The 2011 production by Passion 99 International Movie Co tells the story of a young male college student who longs for romance but who has difficulty meeting women.
Although the story seems innocuous, the question-and-answer session that follows is a textbook example as to why religious groups should be kept out of the public school system, reports taipeitimes.com.
Democratic Progressive Party Legislator Tuan Yi-kang wrote on his Facebook page that at the end of the screening to an estimated 700 eighth grade students, the film’s lead actor appeared in front of the assembled children and “confessed” to taking the wrong path, a reference to being gay.
Finding god, he added, set him on the right path, and that is he was cured of his same-sex orientation. He concluded the session by telling the students to lower their heads and pray.
The lawmaker says he learned of the incident following outrage by parents that the school had signed off on the film and discussion.
Tuan said such schools should be responsible for teaching students to respect diversity but instead allowing anti-gay propaganda.
“Imposing a certain standard for one’s sexual orientation is torturous for gay students,” he said. “The school should not try to forcefully change a student’s sexual orientation.”

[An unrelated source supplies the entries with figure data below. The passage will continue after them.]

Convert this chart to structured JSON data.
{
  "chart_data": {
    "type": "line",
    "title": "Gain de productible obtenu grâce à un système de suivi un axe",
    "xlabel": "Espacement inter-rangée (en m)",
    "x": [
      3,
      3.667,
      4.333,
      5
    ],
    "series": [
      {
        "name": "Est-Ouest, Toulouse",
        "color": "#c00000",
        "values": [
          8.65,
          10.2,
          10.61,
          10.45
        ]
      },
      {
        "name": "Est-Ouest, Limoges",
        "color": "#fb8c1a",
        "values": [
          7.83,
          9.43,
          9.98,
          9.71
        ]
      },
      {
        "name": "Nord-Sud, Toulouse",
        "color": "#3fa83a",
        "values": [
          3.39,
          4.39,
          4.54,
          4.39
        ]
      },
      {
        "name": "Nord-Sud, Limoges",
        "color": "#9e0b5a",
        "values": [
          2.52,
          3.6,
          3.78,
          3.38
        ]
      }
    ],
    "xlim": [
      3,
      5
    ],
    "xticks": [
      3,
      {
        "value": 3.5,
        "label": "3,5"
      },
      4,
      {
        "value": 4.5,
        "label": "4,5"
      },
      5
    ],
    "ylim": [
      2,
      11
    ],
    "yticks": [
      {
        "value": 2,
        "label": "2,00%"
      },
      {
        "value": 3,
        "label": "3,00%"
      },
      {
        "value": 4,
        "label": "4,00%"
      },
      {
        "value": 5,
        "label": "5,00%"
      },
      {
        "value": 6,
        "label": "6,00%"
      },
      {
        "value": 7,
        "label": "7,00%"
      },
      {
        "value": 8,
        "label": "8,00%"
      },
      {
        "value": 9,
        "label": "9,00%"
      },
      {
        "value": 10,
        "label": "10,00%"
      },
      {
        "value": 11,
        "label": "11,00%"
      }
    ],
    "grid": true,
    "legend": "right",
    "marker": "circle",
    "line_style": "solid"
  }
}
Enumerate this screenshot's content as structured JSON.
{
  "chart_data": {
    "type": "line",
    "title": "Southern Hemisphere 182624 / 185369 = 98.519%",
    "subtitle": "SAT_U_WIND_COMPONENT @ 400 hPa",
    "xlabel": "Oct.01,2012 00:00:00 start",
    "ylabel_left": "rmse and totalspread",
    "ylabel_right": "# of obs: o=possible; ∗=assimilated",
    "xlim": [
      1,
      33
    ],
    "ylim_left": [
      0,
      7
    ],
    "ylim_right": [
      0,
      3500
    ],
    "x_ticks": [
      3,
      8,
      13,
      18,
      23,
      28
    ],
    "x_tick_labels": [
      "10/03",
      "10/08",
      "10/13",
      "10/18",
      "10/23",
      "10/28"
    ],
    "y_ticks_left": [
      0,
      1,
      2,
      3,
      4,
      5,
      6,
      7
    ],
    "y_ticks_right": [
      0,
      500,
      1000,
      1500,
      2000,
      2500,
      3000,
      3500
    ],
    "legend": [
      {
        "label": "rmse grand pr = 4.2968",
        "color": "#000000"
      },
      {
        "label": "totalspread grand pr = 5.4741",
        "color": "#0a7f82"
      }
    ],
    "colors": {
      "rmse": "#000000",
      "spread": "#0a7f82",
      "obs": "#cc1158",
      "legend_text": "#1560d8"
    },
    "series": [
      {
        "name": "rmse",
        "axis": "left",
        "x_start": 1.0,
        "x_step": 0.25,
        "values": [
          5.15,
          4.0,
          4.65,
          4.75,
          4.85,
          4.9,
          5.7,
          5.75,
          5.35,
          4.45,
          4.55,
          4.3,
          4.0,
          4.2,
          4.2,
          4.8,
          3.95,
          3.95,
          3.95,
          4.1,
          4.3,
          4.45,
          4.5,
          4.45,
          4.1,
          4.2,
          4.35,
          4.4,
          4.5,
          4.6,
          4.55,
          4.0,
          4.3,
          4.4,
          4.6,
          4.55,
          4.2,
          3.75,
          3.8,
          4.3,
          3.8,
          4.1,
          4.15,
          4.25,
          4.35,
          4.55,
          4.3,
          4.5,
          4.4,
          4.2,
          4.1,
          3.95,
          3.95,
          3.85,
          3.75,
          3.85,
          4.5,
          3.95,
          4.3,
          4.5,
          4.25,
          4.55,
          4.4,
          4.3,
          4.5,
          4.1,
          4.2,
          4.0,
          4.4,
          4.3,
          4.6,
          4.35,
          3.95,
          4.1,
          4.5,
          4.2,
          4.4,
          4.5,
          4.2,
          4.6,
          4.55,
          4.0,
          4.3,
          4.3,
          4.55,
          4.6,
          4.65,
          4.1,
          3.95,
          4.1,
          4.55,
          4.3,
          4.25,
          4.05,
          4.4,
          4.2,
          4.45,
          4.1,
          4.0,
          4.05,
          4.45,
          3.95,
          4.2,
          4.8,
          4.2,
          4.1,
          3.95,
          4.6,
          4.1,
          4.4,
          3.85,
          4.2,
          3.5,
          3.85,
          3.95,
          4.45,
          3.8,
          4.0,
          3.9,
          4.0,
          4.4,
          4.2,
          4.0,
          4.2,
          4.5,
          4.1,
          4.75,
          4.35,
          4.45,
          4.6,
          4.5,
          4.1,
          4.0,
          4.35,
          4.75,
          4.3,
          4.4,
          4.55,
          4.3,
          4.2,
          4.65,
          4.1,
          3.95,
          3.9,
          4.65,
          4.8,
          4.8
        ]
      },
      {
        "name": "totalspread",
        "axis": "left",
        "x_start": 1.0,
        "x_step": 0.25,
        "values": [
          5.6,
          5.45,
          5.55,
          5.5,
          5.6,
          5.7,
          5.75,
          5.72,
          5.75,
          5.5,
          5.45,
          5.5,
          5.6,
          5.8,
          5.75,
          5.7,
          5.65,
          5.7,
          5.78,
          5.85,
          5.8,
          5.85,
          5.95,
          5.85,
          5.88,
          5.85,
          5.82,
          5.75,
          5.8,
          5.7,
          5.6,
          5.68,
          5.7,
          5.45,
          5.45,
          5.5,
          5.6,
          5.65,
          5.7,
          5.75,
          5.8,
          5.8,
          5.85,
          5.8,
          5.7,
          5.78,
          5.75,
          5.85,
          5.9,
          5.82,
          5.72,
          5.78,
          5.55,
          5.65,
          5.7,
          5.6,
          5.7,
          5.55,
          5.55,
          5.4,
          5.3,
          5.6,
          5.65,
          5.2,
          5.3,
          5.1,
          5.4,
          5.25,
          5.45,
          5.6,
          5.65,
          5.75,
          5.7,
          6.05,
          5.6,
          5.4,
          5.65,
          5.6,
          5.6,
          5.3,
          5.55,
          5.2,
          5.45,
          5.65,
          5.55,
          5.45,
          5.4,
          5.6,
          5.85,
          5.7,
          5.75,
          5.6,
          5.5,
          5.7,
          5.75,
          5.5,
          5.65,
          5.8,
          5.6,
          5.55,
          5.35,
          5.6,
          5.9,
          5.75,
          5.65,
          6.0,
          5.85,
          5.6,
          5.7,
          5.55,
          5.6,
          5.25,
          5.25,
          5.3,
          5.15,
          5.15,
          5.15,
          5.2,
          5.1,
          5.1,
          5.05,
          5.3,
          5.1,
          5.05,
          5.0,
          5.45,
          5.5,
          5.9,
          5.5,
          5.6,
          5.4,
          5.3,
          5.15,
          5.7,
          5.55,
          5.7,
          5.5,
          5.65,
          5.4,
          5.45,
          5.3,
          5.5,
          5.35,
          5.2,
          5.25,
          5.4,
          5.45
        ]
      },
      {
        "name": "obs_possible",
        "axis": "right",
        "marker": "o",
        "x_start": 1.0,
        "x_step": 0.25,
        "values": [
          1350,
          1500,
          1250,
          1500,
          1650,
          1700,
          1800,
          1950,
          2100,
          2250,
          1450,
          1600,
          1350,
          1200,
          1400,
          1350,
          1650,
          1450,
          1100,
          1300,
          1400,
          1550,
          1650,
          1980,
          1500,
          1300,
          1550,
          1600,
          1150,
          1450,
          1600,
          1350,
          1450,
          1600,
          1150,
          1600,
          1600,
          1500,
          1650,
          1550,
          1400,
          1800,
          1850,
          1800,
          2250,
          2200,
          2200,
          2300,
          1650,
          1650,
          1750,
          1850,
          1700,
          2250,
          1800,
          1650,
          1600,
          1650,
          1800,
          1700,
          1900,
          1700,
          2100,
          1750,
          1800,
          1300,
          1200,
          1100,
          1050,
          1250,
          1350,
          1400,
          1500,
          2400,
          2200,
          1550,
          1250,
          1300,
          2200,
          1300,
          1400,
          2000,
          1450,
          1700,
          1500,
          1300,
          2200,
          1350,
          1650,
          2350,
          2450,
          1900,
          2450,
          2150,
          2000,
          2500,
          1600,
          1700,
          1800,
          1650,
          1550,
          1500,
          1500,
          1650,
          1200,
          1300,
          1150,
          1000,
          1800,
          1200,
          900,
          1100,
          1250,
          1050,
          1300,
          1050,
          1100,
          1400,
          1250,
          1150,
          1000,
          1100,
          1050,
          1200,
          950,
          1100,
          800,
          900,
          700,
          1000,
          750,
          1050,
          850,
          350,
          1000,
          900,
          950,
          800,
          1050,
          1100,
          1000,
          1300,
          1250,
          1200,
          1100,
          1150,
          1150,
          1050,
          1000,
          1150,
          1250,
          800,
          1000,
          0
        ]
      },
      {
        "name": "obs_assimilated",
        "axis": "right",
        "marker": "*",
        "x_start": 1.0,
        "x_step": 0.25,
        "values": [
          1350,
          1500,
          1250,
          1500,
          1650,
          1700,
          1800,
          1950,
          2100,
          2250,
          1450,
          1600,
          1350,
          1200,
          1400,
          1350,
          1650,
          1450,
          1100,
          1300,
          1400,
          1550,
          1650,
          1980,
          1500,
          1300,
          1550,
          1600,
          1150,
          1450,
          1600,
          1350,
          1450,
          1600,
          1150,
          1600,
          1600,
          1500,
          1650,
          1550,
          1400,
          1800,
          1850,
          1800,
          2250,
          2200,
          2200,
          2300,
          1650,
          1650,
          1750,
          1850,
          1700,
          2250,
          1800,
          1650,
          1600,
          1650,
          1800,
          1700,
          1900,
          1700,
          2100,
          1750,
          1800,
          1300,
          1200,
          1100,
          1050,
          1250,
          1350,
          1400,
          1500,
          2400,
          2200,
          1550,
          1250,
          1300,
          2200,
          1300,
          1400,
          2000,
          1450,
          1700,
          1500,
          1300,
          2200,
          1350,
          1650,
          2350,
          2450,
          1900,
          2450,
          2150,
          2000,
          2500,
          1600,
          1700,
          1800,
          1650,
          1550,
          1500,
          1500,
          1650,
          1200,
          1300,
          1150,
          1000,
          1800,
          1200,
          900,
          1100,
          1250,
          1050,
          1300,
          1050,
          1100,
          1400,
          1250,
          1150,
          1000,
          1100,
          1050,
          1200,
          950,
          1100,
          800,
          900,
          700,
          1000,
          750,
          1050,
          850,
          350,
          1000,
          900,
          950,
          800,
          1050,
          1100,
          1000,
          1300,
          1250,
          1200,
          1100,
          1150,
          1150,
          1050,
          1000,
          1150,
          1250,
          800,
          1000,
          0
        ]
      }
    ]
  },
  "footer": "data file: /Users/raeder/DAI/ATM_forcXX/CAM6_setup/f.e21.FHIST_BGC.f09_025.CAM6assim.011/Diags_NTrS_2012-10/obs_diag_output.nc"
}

Ironically, Lin Tsai-jui, principal of Jieshou Junior High School said that the film was part of the school’s gender equality education and that the movie enables students to see that there are many kinds of options in life.
“Appealing to diversity of opinion to allow discrimination in the schools is a slap in the face for education,” the report says.
The Ministry of Education earlier this week celebrated the 10th anniversary of the enactment of the Gender Equity Education Act but various state education agencies are headed by members linked to homophobic religious groups.
According to Passion 99’s blog, the movie was played at dozens of schools, from primary and secondary schools to universities.
Passion 99 is fully funded by Passion 99 Harvest Church, a conservative Christian organization that is active in anti-gay demonstrations.
Allowing such vested anti-gay information into the state school system raises questions about the separation of religion and the state, the taipeitimes.com report said.
It pointed out that Article 6 of the Education Basic Act clearly states that public schools shall not engage in promotional activities for any religion or belief nor force administrative personnel, teachers or students to participate in any religious activity.